Only 58 per cent of respondents in large UK companies complete the checks, the research from law firm Hogan Lovells revealed, as opposed to 85 per cent in each of the US, China and Germany.
This was despite that fact that 64 per cent of respondents globally said M&A gives rise to some of the biggest anti-bribery and corruption risks.
“Too few companies do enough to counter bribery and corruption in M&A and private equity investments,” said Hogan Lovells' Crispin Rapinet.
“Instead they busy themselves with due diligence on tax, antitrust, legal, financial, intellectual property, and other asset or industry-specific areas. None of which makes a difference if the company you're after is corrupt.”
More than half of the companies surveyed (57 per cent) had gone ahead with a merger or acquisition despite high bribery and corruption risk, with the US and Germany reporting 71 per cent and 78 per cent respectively.

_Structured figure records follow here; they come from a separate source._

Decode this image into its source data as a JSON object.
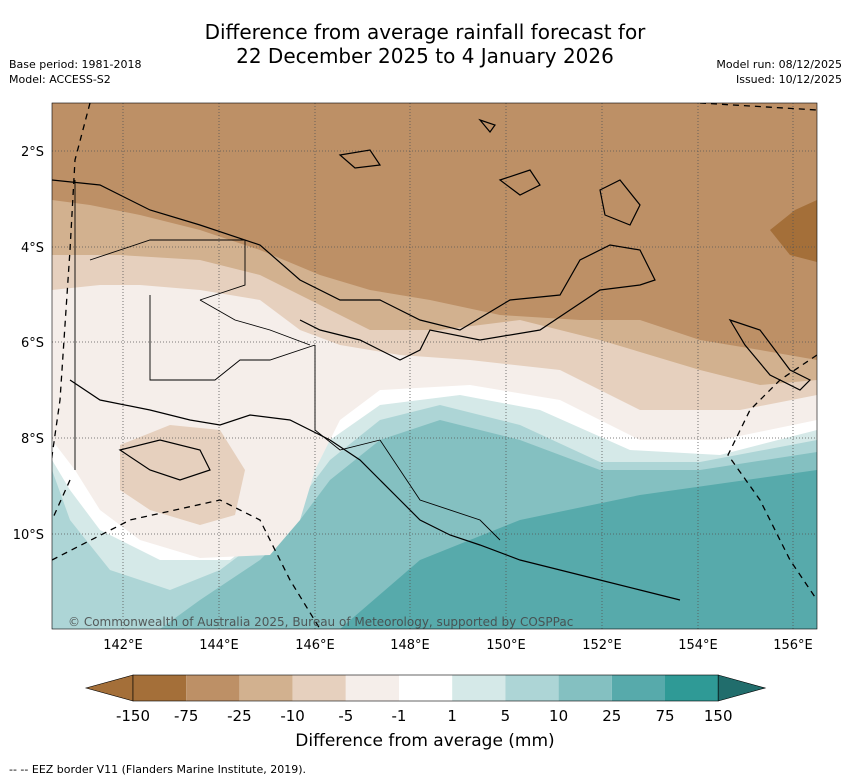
{
  "header": {
    "title_line1": "Difference from average rainfall forecast for",
    "title_line2": "22 December 2025 to 4 January 2026",
    "base_period": "Base period: 1981-2018",
    "model": "Model: ACCESS-S2",
    "model_run": "Model run: 08/12/2025",
    "issued": "Issued: 10/12/2025"
  },
  "map": {
    "lat_labels": [
      "2°S",
      "4°S",
      "6°S",
      "8°S",
      "10°S"
    ],
    "lon_labels": [
      "142°E",
      "144°E",
      "146°E",
      "148°E",
      "150°E",
      "152°E",
      "154°E",
      "156°E"
    ],
    "copyright": "© Commonwealth of Australia 2025, Bureau of Meteorology, supported by COSPPac"
  },
  "colorbar": {
    "ticks": [
      "-150",
      "-75",
      "-25",
      "-10",
      "-5",
      "-1",
      "1",
      "5",
      "10",
      "25",
      "75",
      "150"
    ],
    "colors": [
      "#a46f39",
      "#bd9066",
      "#d2b18f",
      "#e6d0be",
      "#f5eeea",
      "#ffffff",
      "#d5e9e8",
      "#add5d6",
      "#84c0c1",
      "#57aaab",
      "#2f9a96",
      "#216d6c"
    ],
    "label": "Difference from average (mm)"
  },
  "legend": {
    "eez_note": "-- -- EEZ border V11 (Flanders Marine Institute, 2019)."
  }
}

Almost three quarters of large companies around the world were failing to involve their anti-bribery and corruption compliance teams “in good time” during M&A discussions, Hogan Lovells found, while 54 per cent said their pre- and post-M&A due diligence was not thorough enough.
Multinationals in the US were most concerned about their due diligence quality, at 76 per cent, compared to France at the bottom with 56 per cent.
And in a year of uncertainty stimulated by Brexit, President Trump and North Korea, 36 per cent of the big businesses still saw M&A as one of the biggest external risks to their company.